The 2017 production outlook remains clouded at the moment, as despite the underlying fundamental indicators all pointing to a better environment for producers, output has been staying stubbornly below 71 bcf/d.
One of the key reasons for this, particularly in the Northeast, is that the time lag between drilling and completion is long, with wells tending to stay drilled but uncompleted (DUC) for five or six months. The implication is that the increase in drilling activity across Q4 16 will only really show up in production from Q2 17 onwards. As such, a sluggish start to the production numbers this year is largely to be expected.
However, that production response might be smaller than previously expected. Drilling in the predominant gas plays improved markedly in Q4 16 but has largely stalled since. Northeastern rigs rose from a low of 36 in August 2016 to around 60 by December, where they have stayed since.
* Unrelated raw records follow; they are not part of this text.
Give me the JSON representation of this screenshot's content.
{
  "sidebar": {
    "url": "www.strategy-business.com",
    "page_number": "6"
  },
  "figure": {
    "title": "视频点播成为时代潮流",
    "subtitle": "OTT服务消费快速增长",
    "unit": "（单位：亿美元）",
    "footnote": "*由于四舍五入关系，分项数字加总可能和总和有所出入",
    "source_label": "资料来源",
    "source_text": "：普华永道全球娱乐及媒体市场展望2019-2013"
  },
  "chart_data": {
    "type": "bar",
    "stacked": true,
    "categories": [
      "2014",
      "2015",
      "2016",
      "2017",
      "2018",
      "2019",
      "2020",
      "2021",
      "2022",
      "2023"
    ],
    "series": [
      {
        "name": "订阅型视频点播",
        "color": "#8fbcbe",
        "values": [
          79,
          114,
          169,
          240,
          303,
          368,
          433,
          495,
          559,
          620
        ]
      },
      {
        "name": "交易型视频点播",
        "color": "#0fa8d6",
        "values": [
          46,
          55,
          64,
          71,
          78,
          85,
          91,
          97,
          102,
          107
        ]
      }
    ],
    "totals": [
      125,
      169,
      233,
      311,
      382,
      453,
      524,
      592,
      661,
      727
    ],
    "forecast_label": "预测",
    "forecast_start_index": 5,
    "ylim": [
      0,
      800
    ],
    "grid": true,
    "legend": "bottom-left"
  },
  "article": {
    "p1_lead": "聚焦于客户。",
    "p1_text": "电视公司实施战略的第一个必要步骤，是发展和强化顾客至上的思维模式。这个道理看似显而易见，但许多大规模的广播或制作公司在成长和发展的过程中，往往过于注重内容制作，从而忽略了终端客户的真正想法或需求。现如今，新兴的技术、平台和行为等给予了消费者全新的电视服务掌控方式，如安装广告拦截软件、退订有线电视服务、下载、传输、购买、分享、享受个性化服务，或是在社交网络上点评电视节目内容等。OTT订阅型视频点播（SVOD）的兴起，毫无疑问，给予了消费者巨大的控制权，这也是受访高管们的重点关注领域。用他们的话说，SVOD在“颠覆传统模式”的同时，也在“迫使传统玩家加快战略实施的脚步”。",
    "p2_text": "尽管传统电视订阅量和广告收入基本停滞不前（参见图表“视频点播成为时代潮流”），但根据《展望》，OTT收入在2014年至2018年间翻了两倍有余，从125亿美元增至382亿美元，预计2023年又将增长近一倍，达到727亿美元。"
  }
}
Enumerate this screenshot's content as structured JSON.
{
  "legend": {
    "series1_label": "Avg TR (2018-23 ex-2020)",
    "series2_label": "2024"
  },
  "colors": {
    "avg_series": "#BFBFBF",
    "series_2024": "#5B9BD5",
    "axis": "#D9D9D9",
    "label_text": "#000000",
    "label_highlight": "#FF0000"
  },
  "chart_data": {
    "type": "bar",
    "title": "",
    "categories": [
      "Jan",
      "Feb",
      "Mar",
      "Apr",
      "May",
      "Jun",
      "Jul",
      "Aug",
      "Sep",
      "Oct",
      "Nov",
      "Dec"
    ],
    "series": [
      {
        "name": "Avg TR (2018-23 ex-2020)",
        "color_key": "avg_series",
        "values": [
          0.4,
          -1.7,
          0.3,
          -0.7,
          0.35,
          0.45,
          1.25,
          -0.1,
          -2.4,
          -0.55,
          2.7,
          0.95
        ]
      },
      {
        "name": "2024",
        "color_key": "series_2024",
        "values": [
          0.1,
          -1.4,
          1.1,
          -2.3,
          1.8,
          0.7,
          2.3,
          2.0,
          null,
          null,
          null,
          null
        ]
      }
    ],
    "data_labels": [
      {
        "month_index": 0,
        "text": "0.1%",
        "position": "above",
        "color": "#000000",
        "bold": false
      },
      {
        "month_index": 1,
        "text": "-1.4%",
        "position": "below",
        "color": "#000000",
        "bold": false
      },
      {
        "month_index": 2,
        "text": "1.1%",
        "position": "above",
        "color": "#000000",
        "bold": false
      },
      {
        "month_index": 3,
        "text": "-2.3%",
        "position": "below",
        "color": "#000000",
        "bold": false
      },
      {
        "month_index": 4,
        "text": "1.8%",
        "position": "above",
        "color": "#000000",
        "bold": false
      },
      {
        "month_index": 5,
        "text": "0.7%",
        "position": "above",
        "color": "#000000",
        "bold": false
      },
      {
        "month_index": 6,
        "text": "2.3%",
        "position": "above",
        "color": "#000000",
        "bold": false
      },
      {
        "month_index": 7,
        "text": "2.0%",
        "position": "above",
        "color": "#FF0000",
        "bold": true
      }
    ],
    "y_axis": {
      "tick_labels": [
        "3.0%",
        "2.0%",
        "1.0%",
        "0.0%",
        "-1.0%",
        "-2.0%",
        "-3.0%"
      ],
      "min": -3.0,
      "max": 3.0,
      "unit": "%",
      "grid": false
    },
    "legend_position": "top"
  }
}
Rig efficiencies, however, are much higher after the strong improvements seen in 2016.
Northeast production will also benefit from more take-away capacity, both that added in 2016 and that scheduled in 2017. Not all of the 16.4 bcf/d of capacity scheduled for completion this year will materialise—some will be pushed into 2018—but at least 2.25 bcf/d, at the low end, should be added. Issues at FERC, which are leading to an effective freeze on approval of new projects, appear to be a serious headwind for Northeast infrastructure this year. However, even given this, we expect the Northeast to add around 2.3 bcf/d to supply in 2017. Given some good growth from the Permian, but accounting for some falls in conventional production, we expect total US gas production to rise, but by no more than 0.9 bcf/d over the year.
For the Permian, the swift increase in drilling activity and the addition of lots of new gas transportation in the region, particularly for exports to Mexico, means that we expect the Permian to add some 1.5 bcf/d to gas supply. As such, the upward pull on Henry Hub prices could be muted by more gas coming into the southern regions.
In terms of our balances, the key change is a 4 bcf/d write-down on the outlook for Q1 17 res-com demand. With that, our forecast for end-March storage is now 2.1 tcf. This means more gas for power over the summer quarters and lower gas prices as a consequence.
For Q1 17, we now expect prices to average 3.0 $/mmbtu, down from our previous forecast of 3.45 $/mmbtu on the impact of mild weather against the curve. Our 2017 price forecasts have dropped from an annual average of 3.2 $/mmbtu to 3.0 $/mmbtu on the weaker first three quarters of the year. Against the prevailing curve, we are bearish. What is clear is that the summer balances now look much more relaxed than they did four weeks ago, taking away some of the pressure for summer gas prices to go back up.